Tuesday’s action by the council is the culmination of a monthslong campaign by renters to shore up loopholes in state law before the countywide Covid era eviction moratoriums expire. The need to offer additional protections came to the forefront after dozens of tenants in the Monarch Terrace apartment complex received notification from their landlord, Revere Investments, that it intended to begin mass evictions beginning January 1. Through its onsite manager, Revere offered $7,000 to anyone who vacated voluntarily, a process know as “cash for keys.”

However, the urgency ordinance means those evictions will be put on hold at least until next summer. In the interim, the residents of Monarch Terrace hope the council will come up with a permanent plan that will allow them to stay in their homes.

“We are all breathing a collective sigh of relief for the first time in 12 weeks!” said Lydia Hernandez, who has lived at the complex for more than 20 years. “We have been stressed beyond words. This temporary moratorium on renovation evictions is a huge victory for our families and hopefully for many other renting families in Claremont. We are all grateful for the tremendous outpouring of support our Claremont community has shown us! It is a victory, but the hard work is just beginning.”

“It was a big victory for us and only proves the power of standing together as a unified group and raising our voices,” fellow tenant Elaine Thompson said. “But this is a temporary solution … a Band-Aid if you will. We and they [City Council and city staff] have a reprieve for six to eight months until the end of June 2023 to put together a permanent ordinance.”

A resident at the complex told the COURIER that at least one tenant came home Wednesday to find a 10% rent increase notice taped to their door.

A letter dated October 26 from David Jankowski of Revere Investments was submitted as part of public comment. He states that “Revere is not a big corporation, it consists of two owners, no staff, 16 properties all in Southern California.”

He lists a few facts about Monarch Terrace including that it consists of 38 units, one of which is for the manager. Among the tenants Revere inherited when it bought the property, 19 have left “voluntarily” and 18 continue to live in the complex.

“We have no plans to give notices to vacate due to substantial renovation. The costs for the apartments that we renovated were much higher than expected, our available funds for future renovations are low and we are in no hurry to do more. We anticipate renovations will occur as tenants voluntarily move out over time,” Jankowski wrote.
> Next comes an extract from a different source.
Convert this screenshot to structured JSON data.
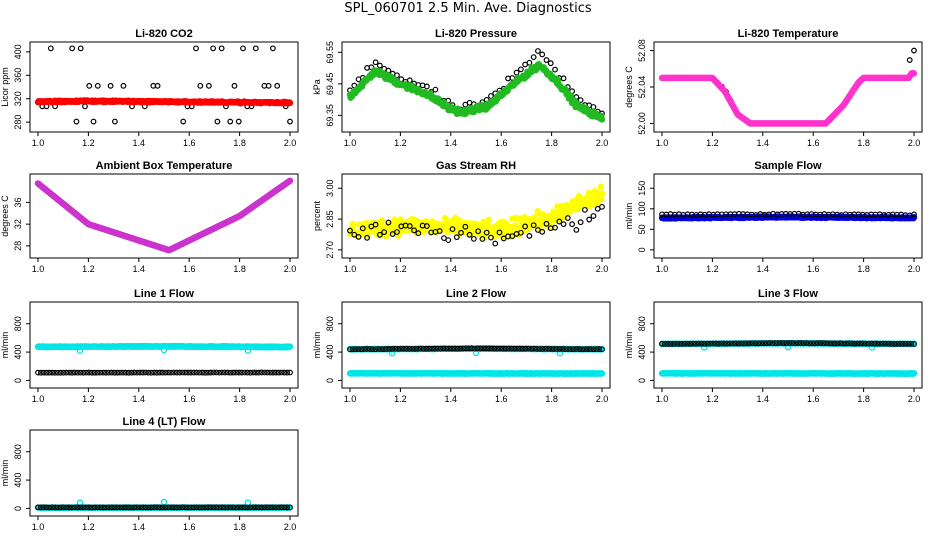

During live public comment Tuesday, residents of the complex dispute the claim that people left voluntarily, saying they were bullied into taking the cash for keys deal. They also don’t believe that Revere is sincere about the promise not to resume the “notices to vacate due to substantial renovation” once the moratorium expires.

“We are here because you asked us to be,” Mayor Jed Leano said referring to the necessity to pass the moratorium.

However, he acknowledged that the overarching problem lies in the housing market itself, specifically a lack of supply, creating an affordability crisis.

“If the market was working correctly, you would not have to come here [to the council,] you would just go get another rental,” Leano said.